Na União Europeia, que é um gigante econômico mas um anão político, a estratégia adotada para enfrentar a crise foi diferente. A fragilidade do euro é inseparável do fato de o dólar ser, na prática, a moeda universal cujas emissões são incontroláveis. O Banco Central Europeu não pode imitar Washington. 

A crise atingiu primeiro países periféricos, como a Irlanda, a Grécia e Portugal. A Alemanha e a França, que põem e dispõem em Bruxelas, sobrepondo-se à Comissão Europeia e às instituições comunitárias em geral, impuseram a esses três países “políticas de austeridade” orientadas para a redução drástica dos défices orçamentais e a salvação da banca. A fatura foi paga pelos trabalhadores que tiveram os seus salários brutalmente diminuídos, suprimidas conquistas históricas como os subsídios de Natal e de férias, enquanto setores sociais como a Educação e a Saúde eram duramente golpeados. 

A Itália e a Espanha encontram-se também à beira de um colapso, na iminência de pedirem à Comissão Europeia e ao FMI uma “ajuda” que agravaria extraordinariamente as condições de vida da classe trabalhadora. Na Espanha o desemprego ultrapassa já os 21%. 

A chanceler Merckel e o presidente Sarkosy estão, porém, conscientes de que os efeitos da crise atingem também perigosamente os seus países. O Reino Unido, fora da zona euro, não é exceção; teme igualmente o agravamento da situação.

Neste contexto o futuro do euro e da própria União Europeia apresentam-se sombrios. São a cada semana mais numerosos os políticos e economistas que preconizam a saída do euro de alguns países. 

Obviamente, as tensões sociais na contestação ao sistema assumem características explosivas, sobretudo na Grécia, em Portugal, na Espanha e na Itália. 

Brasil de Fato - Os EUA e as grandes potências da União Europeia puseram fim às guerras interimperialistas, substituindo-as por um imperialismo coletivo. O senhor poderia explicar como têm se dado guerras? 

Miguel Urbano Rodrigues - O imperialismo evoluiu nas últimas décadas para responder à crise do capitalismo.
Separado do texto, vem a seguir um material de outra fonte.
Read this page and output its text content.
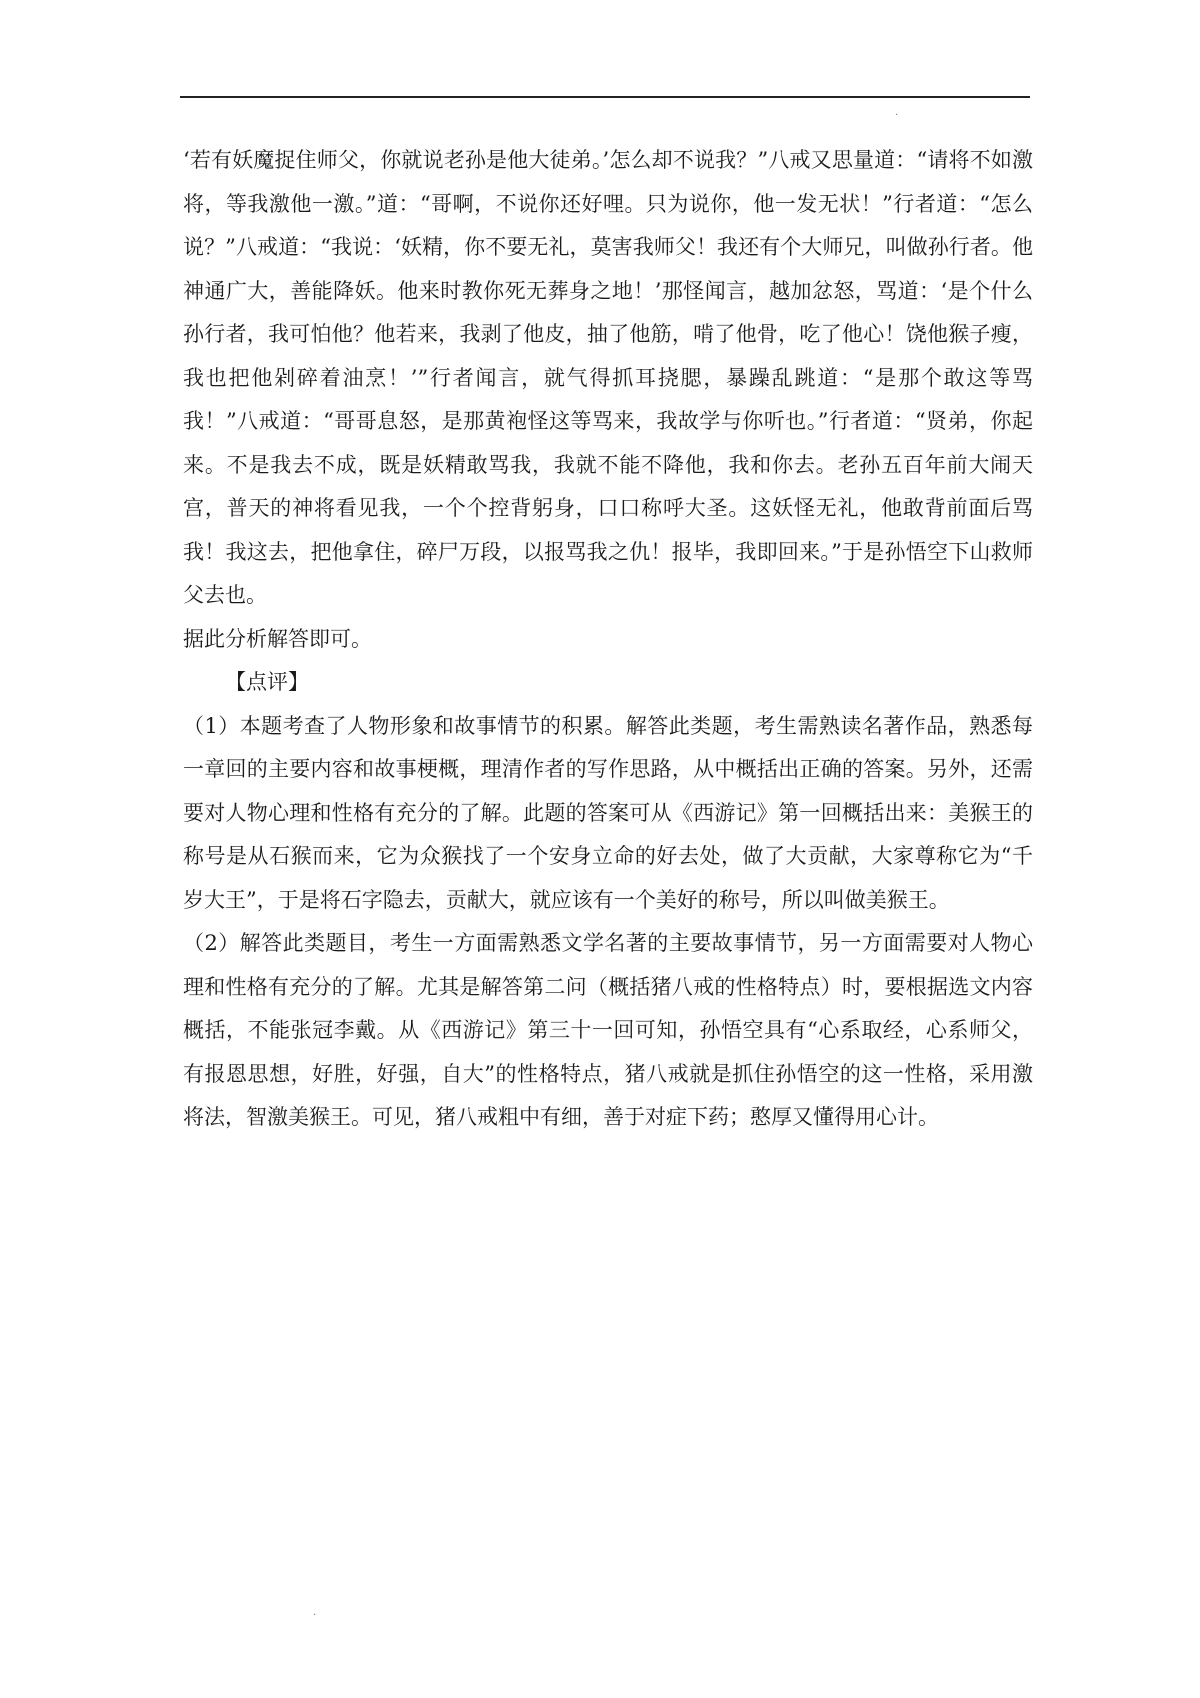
.

‘若有妖魔捉住师父，你就说老孙是他大徒弟。’怎么却不说我？”八戒又思量道：“请将不如激将，等我激他一激。”道：“哥啊，不说你还好哩。只为说你，他一发无状！”行者道：“怎么说？”八戒道：“我说：‘妖精，你不要无礼，莫害我师父！我还有个大师兄，叫做孙行者。他神通广大，善能降妖。他来时教你死无葬身之地！’那怪闻言，越加忿怒，骂道：‘是个什么孙行者，我可怕他？他若来，我剥了他皮，抽了他筋，啃了他骨，吃了他心！饶他猴子瘦，我也把他剁碎着油烹！’”行者闻言，就气得抓耳挠腮，暴躁乱跳道：“是那个敢这等骂我！”八戒道：“哥哥息怒，是那黄袍怪这等骂来，我故学与你听也。”行者道：“贤弟，你起来。不是我去不成，既是妖精敢骂我，我就不能不降他，我和你去。老孙五百年前大闹天宫，普天的神将看见我，一个个控背躬身，口口称呼大圣。这妖怪无礼，他敢背前面后骂我！我这去，把他拿住，碎尸万段，以报骂我之仇！报毕，我即回来。”于是孙悟空下山救师父去也。

据此分析解答即可。

【点评】

（1）本题考查了人物形象和故事情节的积累。解答此类题，考生需熟读名著作品，熟悉每一章回的主要内容和故事梗概，理清作者的写作思路，从中概括出正确的答案。另外，还需要对人物心理和性格有充分的了解。此题的答案可从《西游记》第一回概括出来：美猴王的称号是从石猴而来，它为众猴找了一个安身立命的好去处，做了大贡献，大家尊称它为“千岁大王”，于是将石字隐去，贡献大，就应该有一个美好的称号，所以叫做美猴王。

（2）解答此类题目，考生一方面需熟悉文学名著的主要故事情节，另一方面需要对人物心理和性格有充分的了解。尤其是解答第二问（概括猪八戒的性格特点）时，要根据选文内容概括，不能张冠李戴。从《西游记》第三十一回可知，孙悟空具有“心系取经，心系师父，有报恩思想，好胜，好强，自大”的性格特点，猪八戒就是抓住孙悟空的这一性格，采用激将法，智激美猴王。可见，猪八戒粗中有细，善于对症下药；憨厚又懂得用心计。

.
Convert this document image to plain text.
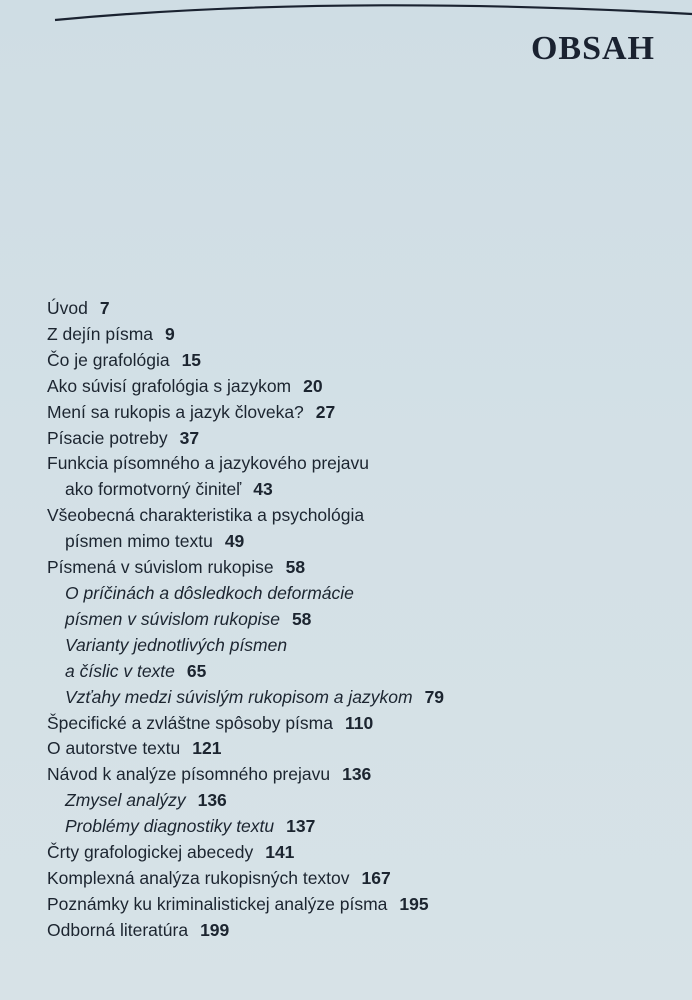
OBSAH
Úvod 7
Z dejín písma 9
Čo je grafológia 15
Ako súvisí grafológia s jazykom 20
Mení sa rukopis a jazyk človeka? 27
Písacie potreby 37
Funkcia písomného a jazykového prejavu
ako formotvorný činiteľ 43
Všeobecná charakteristika a psychológia
písmen mimo textu 49
Písmená v súvislom rukopise 58
O príčinách a dôsledkoch deformácie
písmen v súvislom rukopise 58
Varianty jednotlivých písmen
a číslic v texte 65
Vzťahy medzi súvislým rukopisom a jazykom 79
Špecifické a zvláštne spôsoby písma 110
O autorstve textu 121
Návod k analýze písomného prejavu 136
Zmysel analýzy 136
Problémy diagnostiky textu 137
Črty grafologickej abecedy 141
Komplexná analýza rukopisných textov 167
Poznámky ku kriminalistickej analýze písma 195
Odborná literatúra 199
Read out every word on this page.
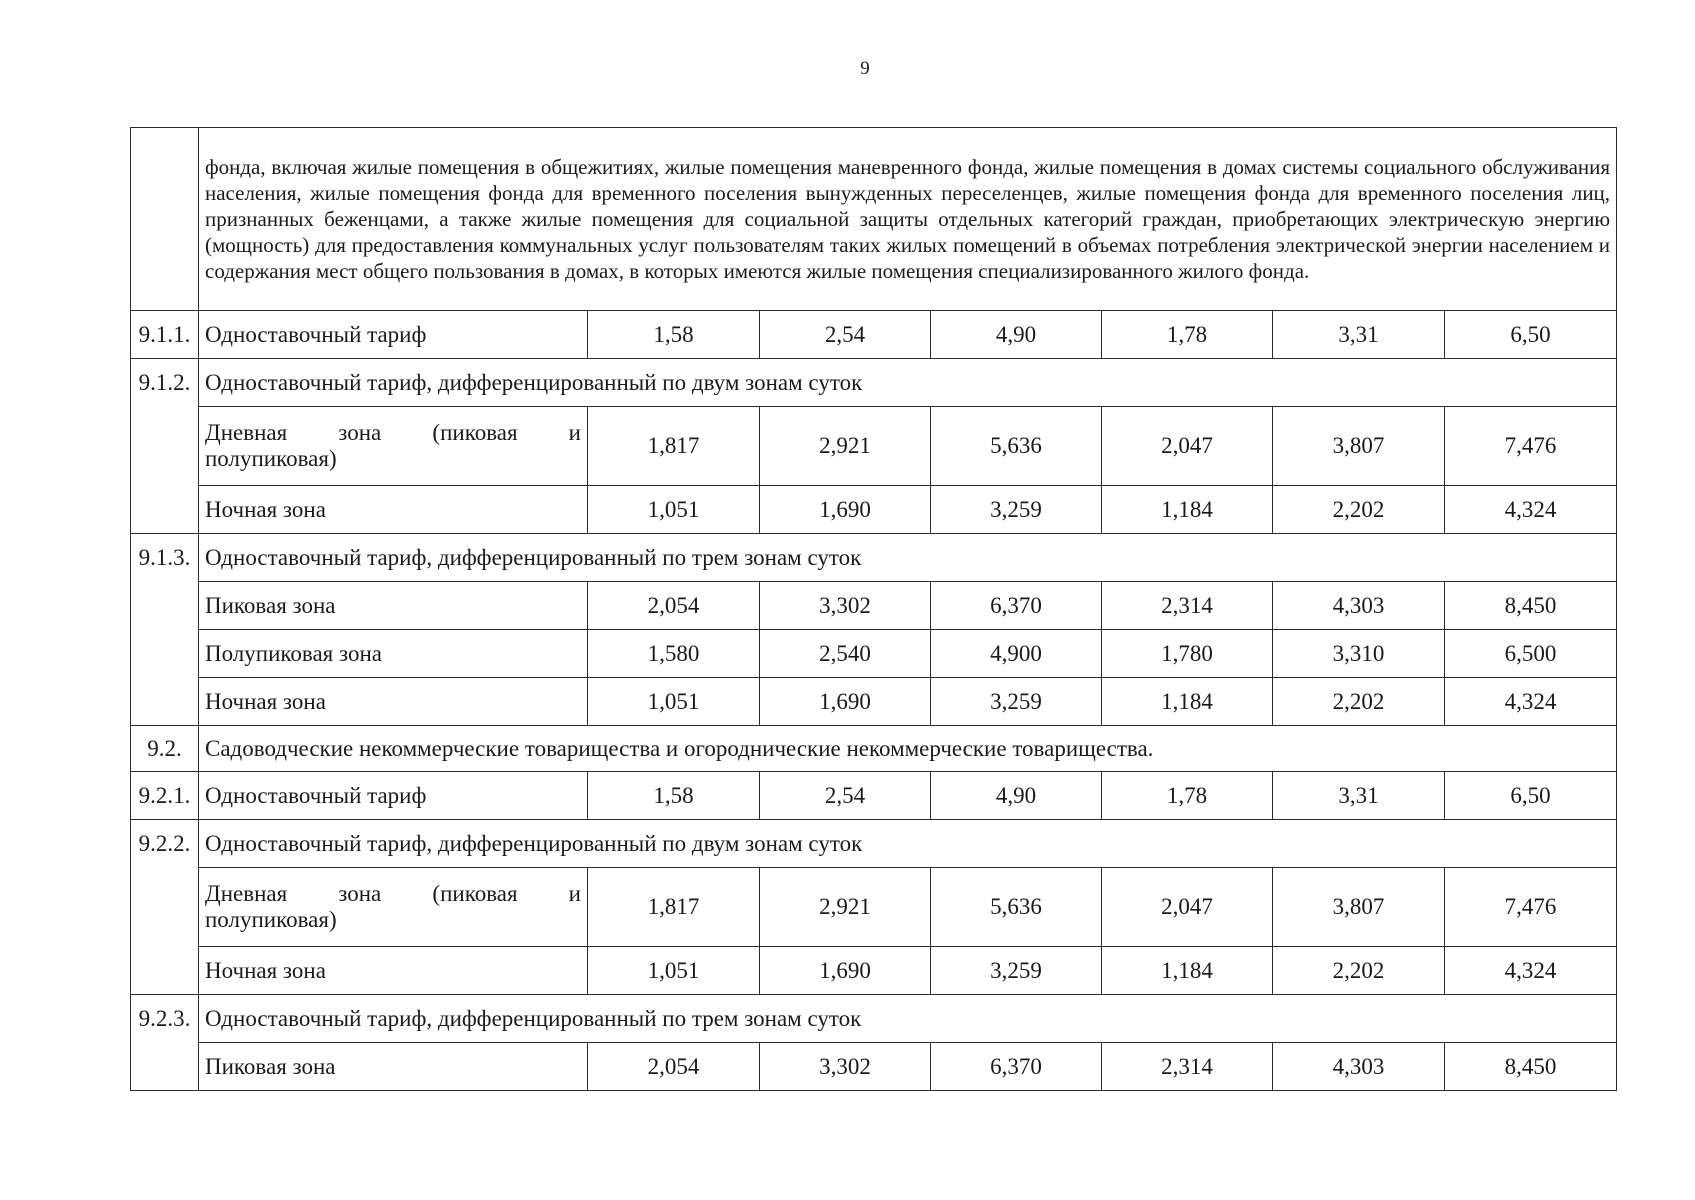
9
	фонда, включая жилые помещения в общежитиях, жилые помещения маневренного фонда, жилые помещения в домах системы социального обслуживания населения, жилые помещения фонда для временного поселения вынужденных переселенцев, жилые помещения фонда для временного поселения лиц, признанных беженцами, а также жилые помещения для социальной защиты отдельных категорий граждан, приобретающих электрическую энергию (мощность) для предоставления коммунальных услуг пользователям таких жилых помещений в объемах потребления электрической энергии населением и содержания мест общего пользования в домах, в которых имеются жилые помещения специализированного жилого фонда.						
9.1.1.	Одноставочный тариф	1,58	2,54	4,90	1,78	3,31	6,50
9.1.2.	Одноставочный тариф, дифференцированный по двум зонам суток						
	Дневная зона (пиковая и полупиковая)	1,817	2,921	5,636	2,047	3,807	7,476
	Ночная зона	1,051	1,690	3,259	1,184	2,202	4,324
9.1.3.	Одноставочный тариф, дифференцированный по трем зонам суток						
	Пиковая зона	2,054	3,302	6,370	2,314	4,303	8,450
	Полупиковая зона	1,580	2,540	4,900	1,780	3,310	6,500
	Ночная зона	1,051	1,690	3,259	1,184	2,202	4,324
9.2.	Садоводческие некоммерческие товарищества и огороднические некоммерческие товарищества.						
9.2.1.	Одноставочный тариф	1,58	2,54	4,90	1,78	3,31	6,50
9.2.2.	Одноставочный тариф, дифференцированный по двум зонам суток						
	Дневная зона (пиковая и полупиковая)	1,817	2,921	5,636	2,047	3,807	7,476
	Ночная зона	1,051	1,690	3,259	1,184	2,202	4,324
9.2.3.	Одноставочный тариф, дифференцированный по трем зонам суток						
	Пиковая зона	2,054	3,302	6,370	2,314	4,303	8,450
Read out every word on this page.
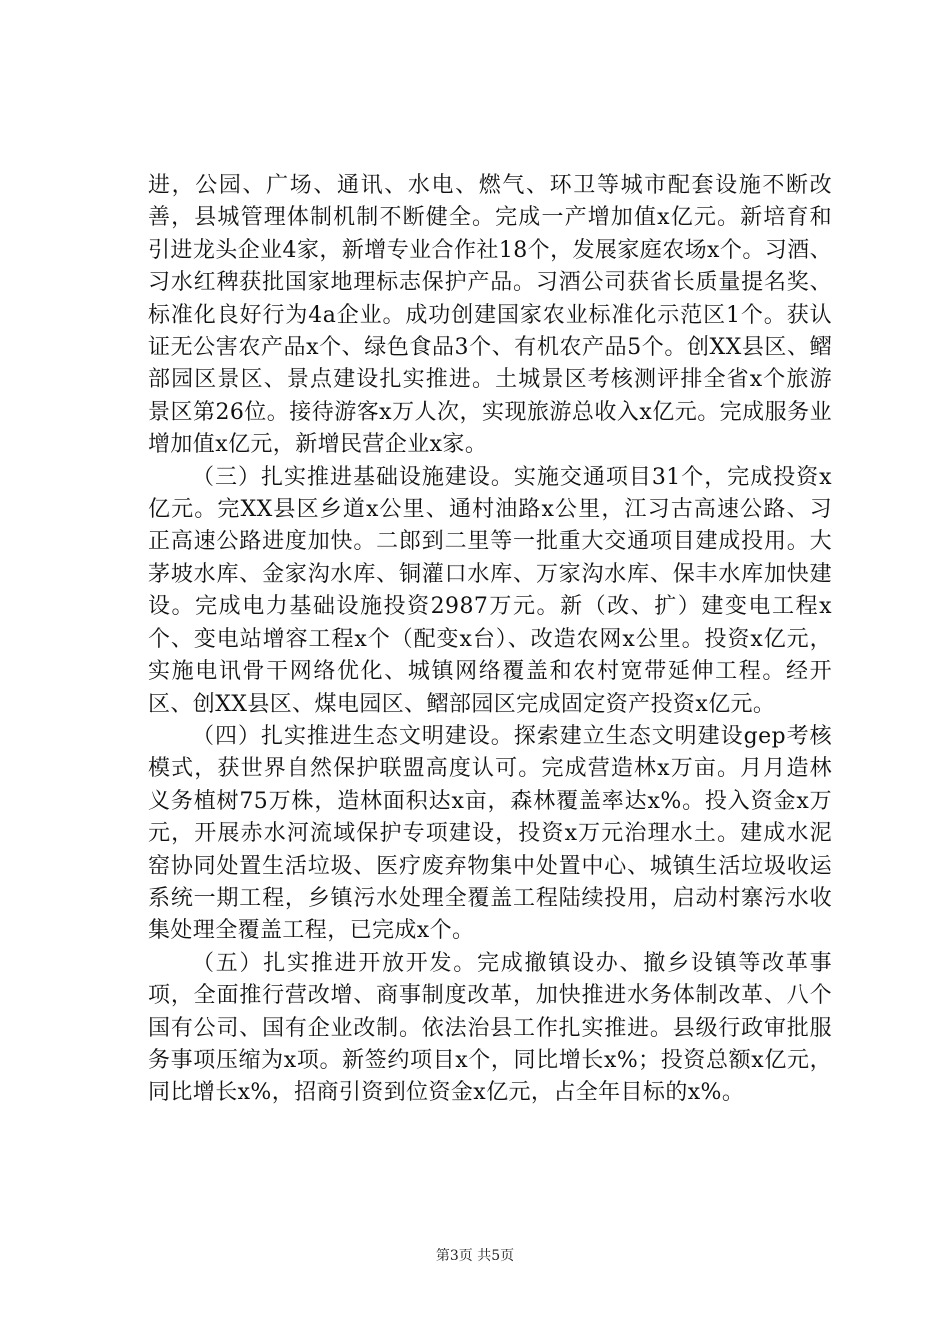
进，公园、广场、通讯、水电、燃气、环卫等城市配套设施不断改善，县城管理体制机制不断健全。完成一产增加值x亿元。新培育和引进龙头企业4家，新增专业合作社18个，发展家庭农场x个。习酒、习水红稗获批国家地理标志保护产品。习酒公司获省长质量提名奖、标准化良好行为4a企业。成功创建国家农业标准化示范区1个。获认证无公害农产品x个、绿色食品3个、有机农产品5个。创XX县区、鳛部园区景区、景点建设扎实推进。土城景区考核测评排全省x个旅游景区第26位。接待游客x万人次，实现旅游总收入x亿元。完成服务业增加值x亿元，新增民营企业x家。

（三）扎实推进基础设施建设。实施交通项目31个，完成投资x亿元。完XX县区乡道x公里、通村油路x公里，江习古高速公路、习正高速公路进度加快。二郎到二里等一批重大交通项目建成投用。大茅坡水库、金家沟水库、铜灌口水库、万家沟水库、保丰水库加快建设。完成电力基础设施投资2987万元。新（改、扩）建变电工程x个、变电站增容工程x个（配变x台）、改造农网x公里。投资x亿元，实施电讯骨干网络优化、城镇网络覆盖和农村宽带延伸工程。经开区、创XX县区、煤电园区、鳛部园区完成固定资产投资x亿元。

（四）扎实推进生态文明建设。探索建立生态文明建设gep考核模式，获世界自然保护联盟高度认可。完成营造林x万亩。月月造林义务植树75万株，造林面积达x亩，森林覆盖率达x%。投入资金x万元，开展赤水河流域保护专项建设，投资x万元治理水土。建成水泥窑协同处置生活垃圾、医疗废弃物集中处置中心、城镇生活垃圾收运系统一期工程，乡镇污水处理全覆盖工程陆续投用，启动村寨污水收集处理全覆盖工程，已完成x个。

（五）扎实推进开放开发。完成撤镇设办、撤乡设镇等改革事项，全面推行营改增、商事制度改革，加快推进水务体制改革、八个国有公司、国有企业改制。依法治县工作扎实推进。县级行政审批服务事项压缩为x项。新签约项目x个，同比增长x%；投资总额x亿元，同比增长x%，招商引资到位资金x亿元，占全年目标的x%。

第3页 共5页
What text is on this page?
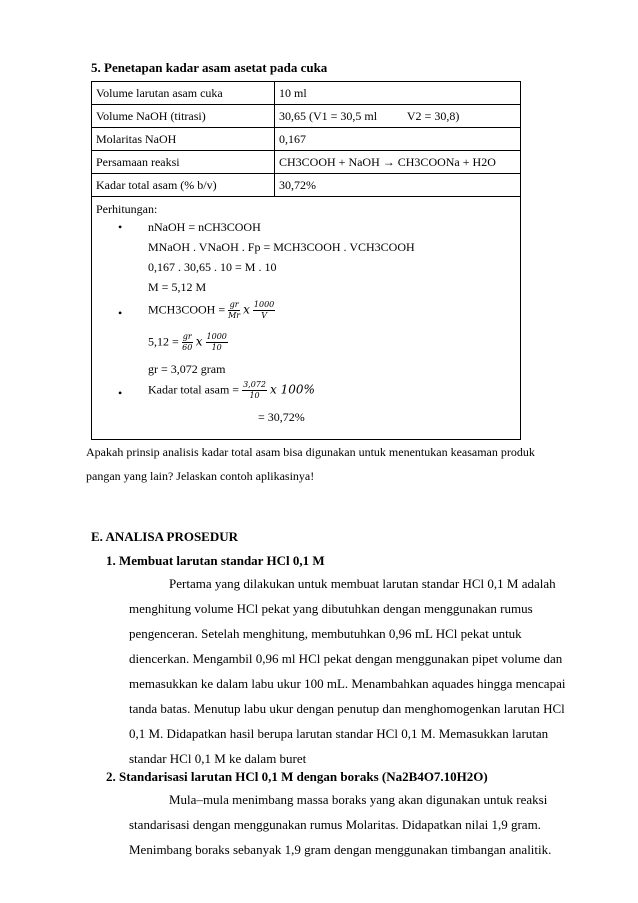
5. Penetapan kadar asam asetat pada cuka
Volume larutan asam cuka	10 ml
Volume NaOH (titrasi)	30,65 (V1 = 30,5 ml          V2 = 30,8)
Molaritas NaOH	0,167
Persamaan reaksi	CH3COOH + NaOH → CH3COONa + H2O
Kadar total asam (% b/v)	30,72%
Perhitungan:
• nNaOH = nCH3COOH
MNaOH . VNaOH . Fp = MCH3COOH . VCH3COOH
0,167 . 30,65 . 10 = M . 10
M = 5,12 M
• MCH3COOH = $\frac{gr}{Mr}$ x $\frac{1000}{V}$
$5,12 = \frac{gr}{60}$ x $\frac{1000}{10}$
gr = 3,072 gram
• Kadar total asam = $\frac{3,072}{10}$ x 100%
= 30,72%
Apakah prinsip analisis kadar total asam bisa digunakan untuk menentukan keasaman produk
pangan yang lain? Jelaskan contoh aplikasinya!
E. ANALISA PROSEDUR
1. Membuat larutan standar HCl 0,1 M
Pertama yang dilakukan untuk membuat larutan standar HCl 0,1 M adalah
menghitung volume HCl pekat yang dibutuhkan dengan menggunakan rumus
pengenceran. Setelah menghitung, membutuhkan 0,96 mL HCl pekat untuk
diencerkan. Mengambil 0,96 ml HCl pekat dengan menggunakan pipet volume dan
memasukkan ke dalam labu ukur 100 mL. Menambahkan aquades hingga mencapai
tanda batas. Menutup labu ukur dengan penutup dan menghomogenkan larutan HCl
0,1 M. Didapatkan hasil berupa larutan standar HCl 0,1 M. Memasukkan larutan
standar HCl 0,1 M ke dalam buret
2. Standarisasi larutan HCl 0,1 M dengan boraks (Na2B4O7.10H2O)
Mula–mula menimbang massa boraks yang akan digunakan untuk reaksi
standarisasi dengan menggunakan rumus Molaritas. Didapatkan nilai 1,9 gram.
Menimbang boraks sebanyak 1,9 gram dengan menggunakan timbangan analitik.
As guerras interimperialistas que na primeira metade do século 20 devastaram a Europa e a Ásia não vão repetir-se; remotíssima essa hipótese. As contradições entre as potências imperialistas mantêm-se. Mas não são hoje antagônicas. 

Um imperialismo coletivo – a expressão é do argentino Cláudio Katz – substituiu o tradicional. 

Os seus contornos principiaram a definir-se na primeira guerra do Golfo e tornaram-se nítidos com as agressões aos povos do Afeganistão, do Iraque e da Líbia. 

Hegemonizada pelos Estados Unidos, formou-se uma aliança tática de que participam o Reino Unido, a Alemanha e a França, além de sócios menores como a Itália, a Espanha, o Canadá e a Austrália, inclusive países da Europa do Leste, ex-socialistas. 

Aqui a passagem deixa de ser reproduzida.